The primary key covers columns HA_LIST, HA_ORDER, HA_CLIENT_IP and HA_FLAG.

[Tip] See Also

The full schema is listed in the Appendix under System Tables .

HA_LIST (required).  Name of the ACL, This is a label to designate a group of rules applicable to a specific service. There are three pre-defined groups which are: HTTP, NEWS, PROXY. Please note that name of group is treated as case-insensitive string. In other words we can think about HA_LIST as domain of the ACL. Developers can use that table to add their own ACLs , and use them with API functions which are discussed in the next section.

HA_ORDER (required).  Ordinal number of the rule within its list. This number should be unique within a specific group to have a well defined order of rule matching. Please note that if order is equal the one with allow flag equal to zero (HA_FLAG value see below) takes precedence. The order for applying rules for particular list is in ascending order i.e. first will be applied the rule with the smallest value of HA_ORDER.

HA_CLIENT_IP (required).  A pattern to designate separate IP address or group of addresses. This is a string value as for 'LIKE' operator. Some example is: 192.168.*; will match all hosts from local private network.

HA_FLAG (required).  A boolean; zero or positive number designating a rule to be applied for matching address/host. The default option is zero (false) for allowed action; positive (true) for denied action. So application may use it in reverse; but in that case it needs to take in account the order precedence (see HA_ORDER).

HA_OBJECT (optional).  An integer designating an ID used in predefined ACL for Internet News groups to designate ID of the group. This can be used also in other applications where one desires to apply different rules for different objects. We can think of it as a sub list inside an ACL.

HA_RW (optional).  An integer designating a action to be restricted (read/write); used in predefined Internet News groups ACL.
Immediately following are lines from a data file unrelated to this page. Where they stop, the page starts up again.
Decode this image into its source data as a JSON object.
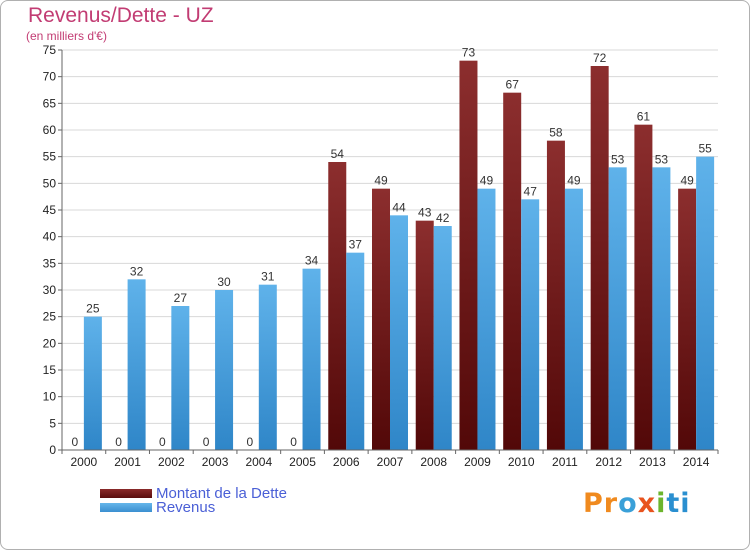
{
  "header": {
    "title": "Revenus/Dette - UZ",
    "subtitle": "(en milliers d'€)"
  },
  "chart_data": {
    "type": "bar",
    "title": "Revenus/Dette - UZ",
    "subtitle": "(en milliers d'€)",
    "categories": [
      "2000",
      "2001",
      "2002",
      "2003",
      "2004",
      "2005",
      "2006",
      "2007",
      "2008",
      "2009",
      "2010",
      "2011",
      "2012",
      "2013",
      "2014"
    ],
    "series": [
      {
        "name": "Montant de la Dette",
        "values": [
          0,
          0,
          0,
          0,
          0,
          0,
          54,
          49,
          43,
          73,
          67,
          58,
          72,
          61,
          49
        ],
        "color": "#6e1a1a"
      },
      {
        "name": "Revenus",
        "values": [
          25,
          32,
          27,
          30,
          31,
          34,
          37,
          44,
          42,
          49,
          47,
          49,
          53,
          53,
          55
        ],
        "color": "#4fa6e0"
      }
    ],
    "yticks": [
      0,
      5,
      10,
      15,
      20,
      25,
      30,
      35,
      40,
      45,
      50,
      55,
      60,
      65,
      70,
      75
    ],
    "ylim": [
      0,
      75
    ],
    "grid": true,
    "legend_position": "bottom-left"
  },
  "legend": {
    "items": [
      {
        "label": "Montant de la Dette"
      },
      {
        "label": "Revenus"
      }
    ]
  },
  "logo": {
    "parts": [
      "Pr",
      "o",
      "x",
      "i",
      "ti"
    ]
  }
}
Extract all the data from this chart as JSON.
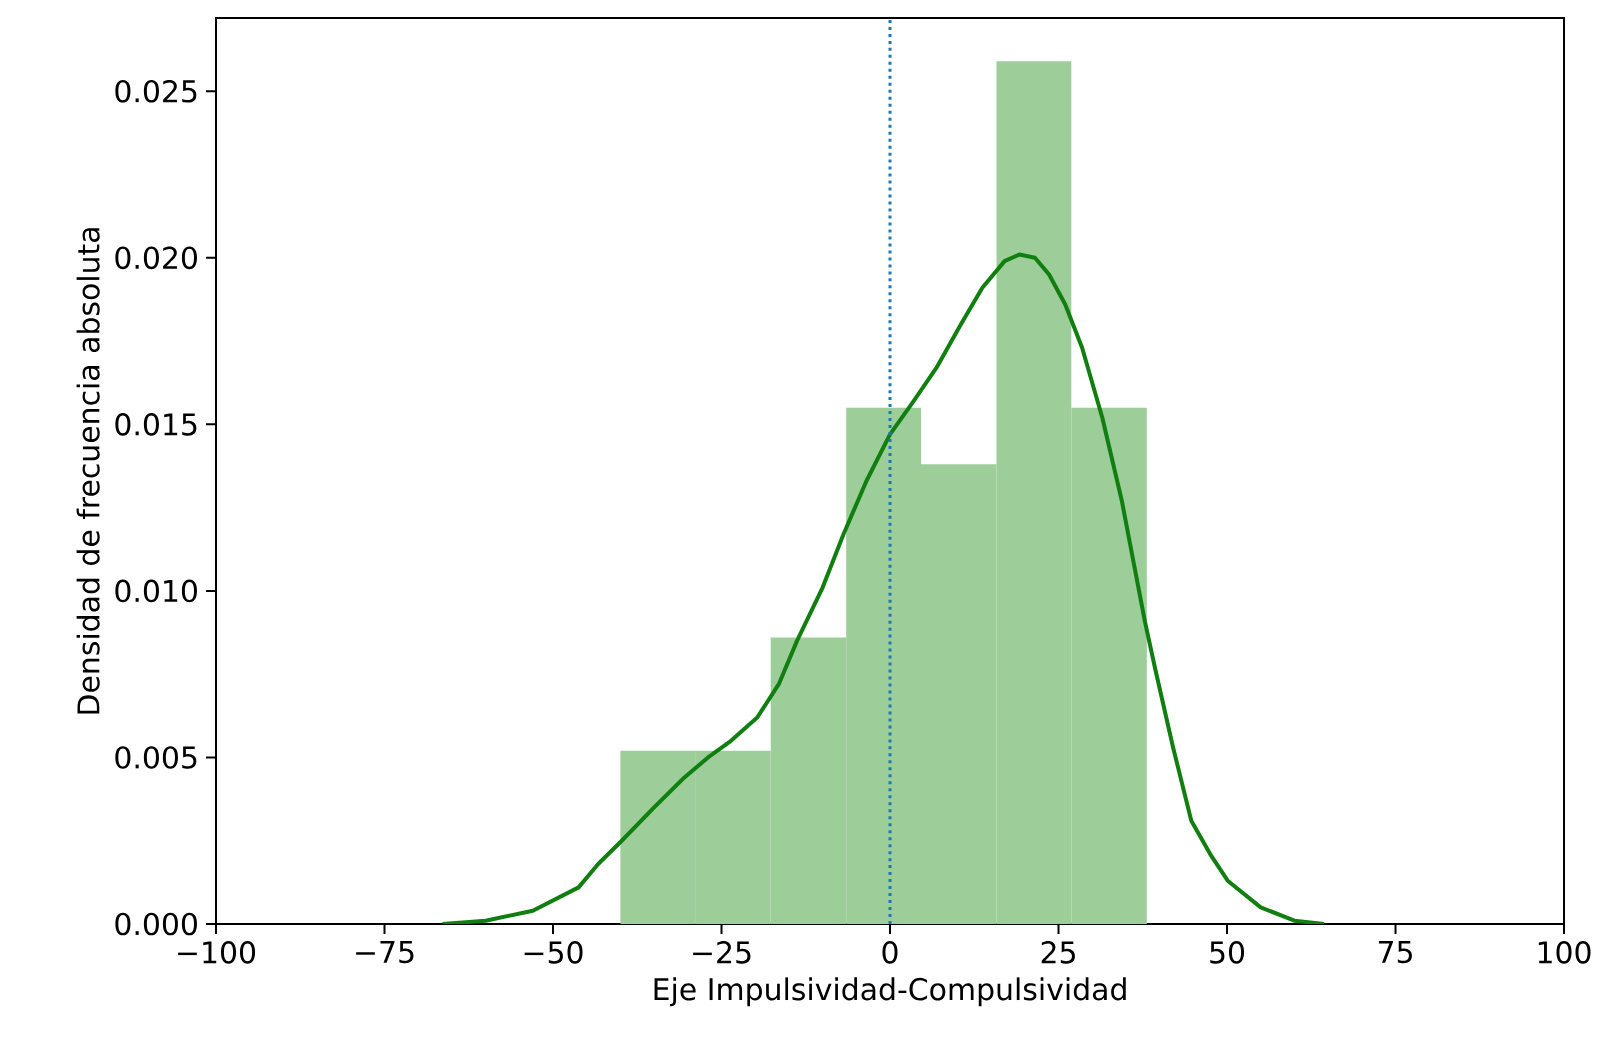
{
  "chart_data": {
    "type": "histogram",
    "xlabel": "Eje Impulsividad-Compulsividad",
    "ylabel": "Densidad de frecuencia absoluta",
    "series": [
      {
        "color": "#9dcd99",
        "bins": [
          -40,
          -28.8,
          -17.7,
          -6.5,
          4.6,
          15.8,
          26.9,
          38.1
        ],
        "values": [
          0.0052,
          0.0052,
          0.0086,
          0.0155,
          0.0138,
          0.0259,
          0.0155
        ]
      },
      {
        "type": "line",
        "color": "#107f10",
        "x": [
          -66.4,
          -60,
          -53,
          -46.2,
          -43.3,
          -39.8,
          -35,
          -30.5,
          -27,
          -23.6,
          -19.7,
          -16.5,
          -13.8,
          -10,
          -6.9,
          -3.5,
          0,
          3.5,
          6.9,
          10.5,
          13.7,
          17,
          19.2,
          21.5,
          23.6,
          26,
          28.5,
          31.5,
          34.4,
          37.8,
          39.3,
          42,
          44.7,
          47.5,
          50.1,
          55,
          60,
          64.4
        ],
        "values": [
          0,
          0.0001,
          0.0004,
          0.0011,
          0.0018,
          0.0025,
          0.0035,
          0.0044,
          0.005,
          0.0055,
          0.0062,
          0.0072,
          0.0085,
          0.0101,
          0.0117,
          0.0133,
          0.0147,
          0.0157,
          0.0167,
          0.018,
          0.0191,
          0.0199,
          0.0201,
          0.02,
          0.0195,
          0.0186,
          0.0173,
          0.0152,
          0.0127,
          0.0091,
          0.0077,
          0.0053,
          0.0031,
          0.0021,
          0.0013,
          0.0005,
          0.0001,
          0
        ]
      }
    ],
    "ref_lines": [
      {
        "axis": "x",
        "value": 0,
        "color": "#1f77b4",
        "line_style": "dotted"
      }
    ],
    "xlim": [
      -100,
      100
    ],
    "ylim": [
      0,
      0.0272
    ],
    "xticks": [
      {
        "value": -100,
        "label": "−100"
      },
      {
        "value": -75,
        "label": "−75"
      },
      {
        "value": -50,
        "label": "−50"
      },
      {
        "value": -25,
        "label": "−25"
      },
      {
        "value": 0,
        "label": "0"
      },
      {
        "value": 25,
        "label": "25"
      },
      {
        "value": 50,
        "label": "50"
      },
      {
        "value": 75,
        "label": "75"
      },
      {
        "value": 100,
        "label": "100"
      }
    ],
    "yticks": [
      {
        "value": 0,
        "label": "0.000"
      },
      {
        "value": 0.005,
        "label": "0.005"
      },
      {
        "value": 0.01,
        "label": "0.010"
      },
      {
        "value": 0.015,
        "label": "0.015"
      },
      {
        "value": 0.02,
        "label": "0.020"
      },
      {
        "value": 0.025,
        "label": "0.025"
      }
    ],
    "grid": false
  }
}
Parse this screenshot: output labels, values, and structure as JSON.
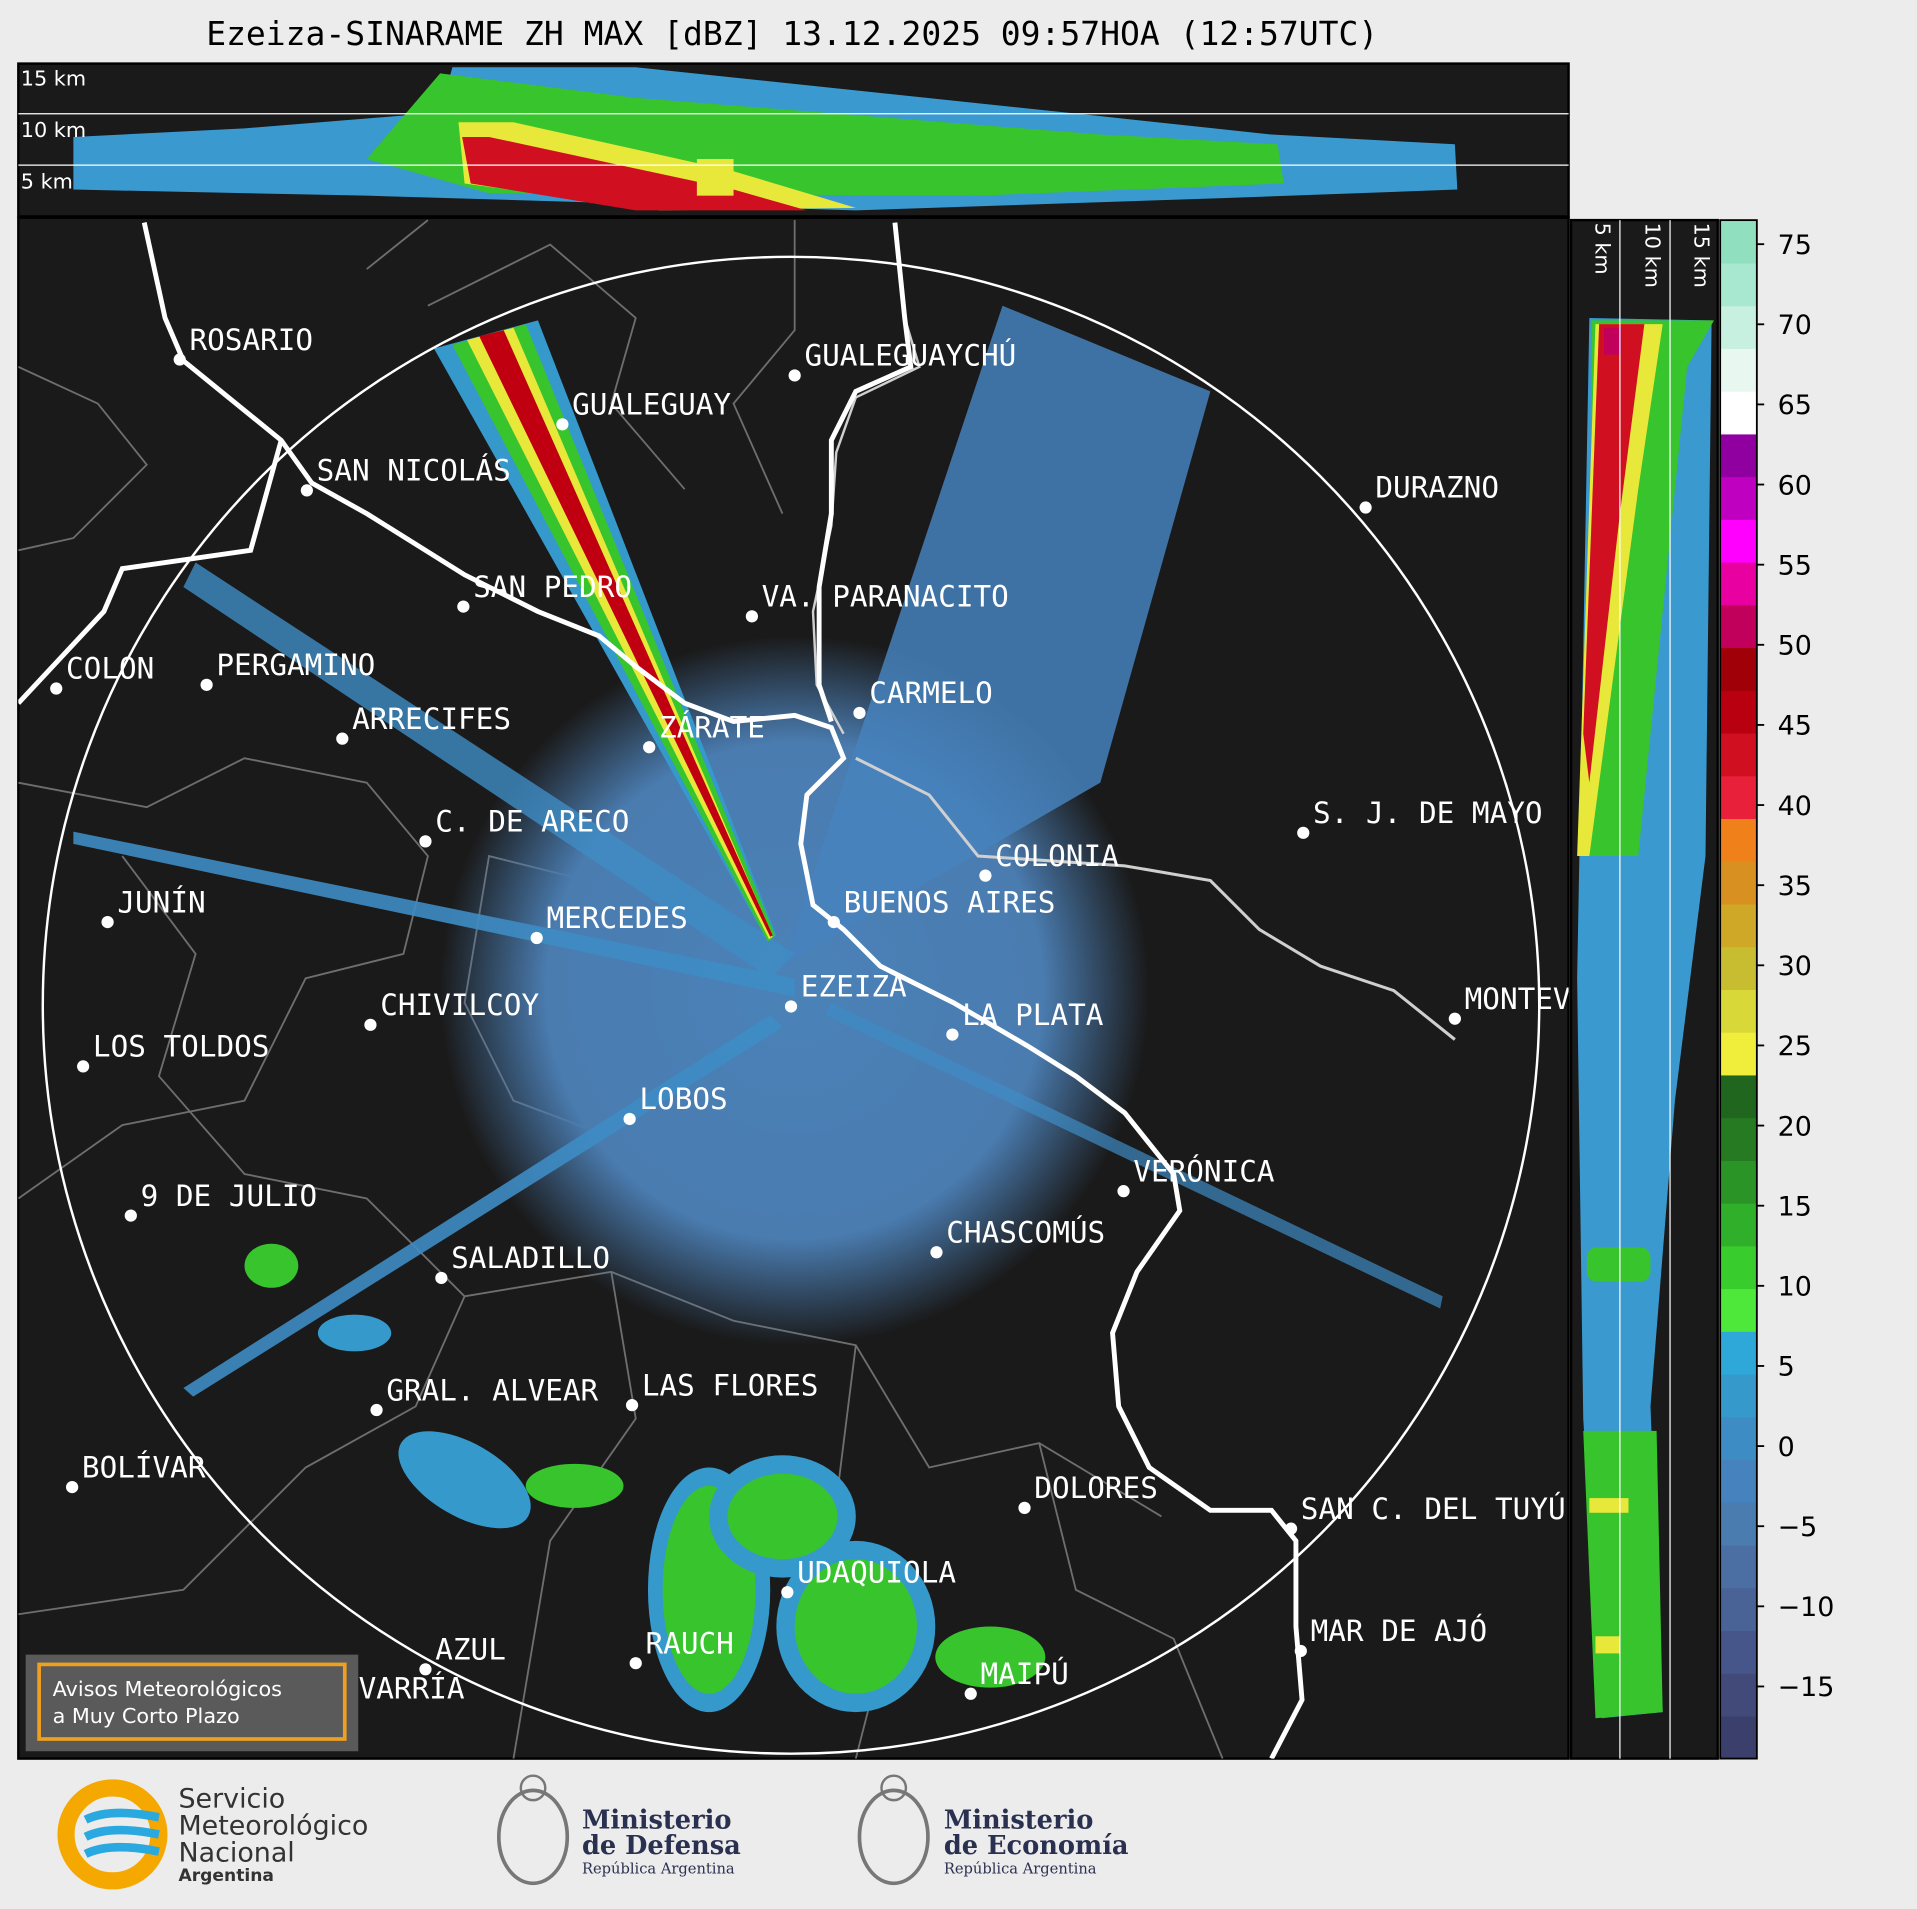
{
  "title": "Ezeiza-SINARAME ZH MAX [dBZ] 13.12.2025 09:57HOA (12:57UTC)",
  "top_panel": {
    "height_labels": [
      "15 km",
      "10 km",
      "5 km"
    ]
  },
  "side_panel": {
    "height_labels": [
      "5 km",
      "10 km",
      "15 km"
    ]
  },
  "cities": [
    "ROSARIO",
    "GUALEGUAYCHÚ",
    "GUALEGUAY",
    "SAN NICOLÁS",
    "DURAZNO",
    "SAN PEDRO",
    "VA. PARANACITO",
    "COLON",
    "PERGAMINO",
    "CARMELO",
    "ARRECIFES",
    "ZÁRATE",
    "S. J. DE MAYO",
    "C. DE ARECO",
    "COLONIA",
    "JUNÍN",
    "BUENOS AIRES",
    "MERCEDES",
    "EZEIZA",
    "CHIVILCOY",
    "MONTEVIDEO",
    "LA PLATA",
    "LOS TOLDOS",
    "LOBOS",
    "VERÓNICA",
    "9 DE JULIO",
    "CHASCOMÚS",
    "SALADILLO",
    "GRAL. ALVEAR",
    "LAS FLORES",
    "BOLÍVAR",
    "DOLORES",
    "SAN C. DEL TUYÚ",
    "UDAQUIOLA",
    "MAR DE AJÓ",
    "AZUL",
    "RAUCH",
    "MAIPÚ",
    "OLAVARRÍA"
  ],
  "colorbar": {
    "lim": [
      -19.5,
      76.5
    ],
    "ticks": [
      75,
      70,
      65,
      60,
      55,
      50,
      45,
      40,
      35,
      30,
      25,
      20,
      15,
      10,
      5,
      0,
      {
        "value": -5,
        "label": "−5"
      },
      {
        "value": -10,
        "label": "−10"
      },
      {
        "value": -15,
        "label": "−15"
      }
    ],
    "colors": [
      "#3a3f6b",
      "#414a78",
      "#46558a",
      "#4a6396",
      "#4b6fa2",
      "#4a7cb0",
      "#4682bd",
      "#3e8cc4",
      "#3699cc",
      "#2ea8d8",
      "#4de83a",
      "#38cc2c",
      "#30b02a",
      "#2a9426",
      "#257a22",
      "#20661e",
      "#f0ee3a",
      "#d8d838",
      "#c8bc30",
      "#d0a828",
      "#d89020",
      "#f0801a",
      "#e8203a",
      "#d01020",
      "#b80010",
      "#a00008",
      "#c0005a",
      "#e800a0",
      "#ff00ff",
      "#c000c0",
      "#9000a0",
      "#ffffff",
      "#e8f8f0",
      "#c8f0e0",
      "#a8e8d0",
      "#90e0c0"
    ]
  },
  "notice": {
    "lines": [
      "Avisos Meteorológicos",
      "a Muy Corto Plazo"
    ]
  },
  "logos": {
    "smn": [
      "Servicio",
      "Meteorológico",
      "Nacional",
      "Argentina"
    ],
    "defensa": [
      "Ministerio",
      "de Defensa",
      "República Argentina"
    ],
    "economia": [
      "Ministerio",
      "de Economía",
      "República Argentina"
    ]
  }
}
HA_DEST_IP (optional).  A string containing pattern to match another IP number; this is used in Web Proxy server ACL. This can also be used in custom application logic.

HA_RATE (optional).  An float for Rate Limit. The filter calculates hit rate average and compares with limit for http acl rule. If it is larger then will drop connection. Once per day the statistics will be reset.

  • Regular expressions are not supported.

  • Can be used patterns, for ex:

    -- like '%something' or
    -- something*
    

The Rate Limit UI can be configured from Conductor->System Admin->Security->Access Control where:

Rate limit is hits/per second from one IP address.

For search engine optimization statistics, for example can be set rate limit 10 (or even 100 so to start to collect statistics), and then to check with http_acl_stats () what values are returned.